Here were Mark Mazzetti and Scott Shane a little before the inauguration:
For two years on the presidential campaign trail, Barack Obama rallied crowds with strongly worded critiques of the Bush administration’s most controversial counterterrorism programs, from hiding terrorism suspects in secret Central Intelligence Agency jails to questioning them with methods he denounced as torture.
Now Mr. Obama must take charge of the C.I.A., in what is already proving to be one of the more treacherous patches of his transition to the White House.
But folks preferred to focus on Obama's people rather than his program, and his chosen vehicle for reforming the Agency, the unlovely figure of John O. Brennan, a 25-year veteran who had taken the revolving door out in 2005 and then gave PBS an interview in which he failed to use the word "torture" in (sort of) condemning it:
There was a real debate within the agency, including today, about what are the minimum standards that you want to stoop to and beyond where you're not going to go, because we don't want to stoop to using the same types of standards that terrorists use. We are in this business, whether it be intelligence or the government, to protect freedom, democracy and liberty, not to violate that.

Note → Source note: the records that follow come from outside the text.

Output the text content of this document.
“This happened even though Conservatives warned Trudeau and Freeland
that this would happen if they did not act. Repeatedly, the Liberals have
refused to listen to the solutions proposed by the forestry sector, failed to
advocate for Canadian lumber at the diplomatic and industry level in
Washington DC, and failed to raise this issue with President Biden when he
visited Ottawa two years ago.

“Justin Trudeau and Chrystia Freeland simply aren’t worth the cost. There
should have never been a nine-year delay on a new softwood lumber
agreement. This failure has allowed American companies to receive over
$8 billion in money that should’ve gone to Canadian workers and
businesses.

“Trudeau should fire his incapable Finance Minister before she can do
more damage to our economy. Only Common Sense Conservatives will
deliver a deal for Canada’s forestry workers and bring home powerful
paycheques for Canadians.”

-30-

When it comes to individuals who are determined to destroy our nation, though, we have to make sure that we take every possible measure. It's a tough ethical question, and it's a question that really needs to be aired more publicly. The issue of the reported domestic spying -- these are very healthy debates that need to take place. They can't be stifled....

Hopefully, that "dark side" is not going to be something that's going to forever tarnish the image of the United States abroad and that we're going to look back on this time and regret some of the things that we did, because it is not in keeping with our values.
The grammar of that last bit is pretty tortured, speaking of torture, but I think he meant that we would in fact regret, not that he hoped we wouldn't. That would be in keeping with his next big move, to join Obama as an advisor to the Democratic candidate who was touring the country denouncing Bush-administration counterterrorism abuses (and how many of the candidates were doing that? none of the ones named Hillary Clinton, anyhow); and with his subsequent (self-serving bureaucrat's) complaints, after he was forced to withdraw from contending for the DCI post, about how the Bush administration passed him over for promotion because of his excessively humanitarian views:
It has been immaterial to the critics that I have been a strong opponent of many of the policies of the Bush Administration, such as the preemptive war in Iraq and coercive interrogation tactics, to include waterboarding. The fact that I was not involved in the decisionmaking process for any of these controversial policies and actions has been ignored. Indeed, my criticism of these policies within government circles was the reason why I was twice considered for more senior-level positions in the current Administration, only to be rebuffed by the White House.
If he was really pro-torture, couldn't he have joined the McCain campaign instead? This is the voice of a man who is pissed off with Republicans and unwilling now, however he may have felt in 2003, to go along with them. Could there have been some quiet malevolent force confusing the perceptions of our outraged dudebros and Pumas?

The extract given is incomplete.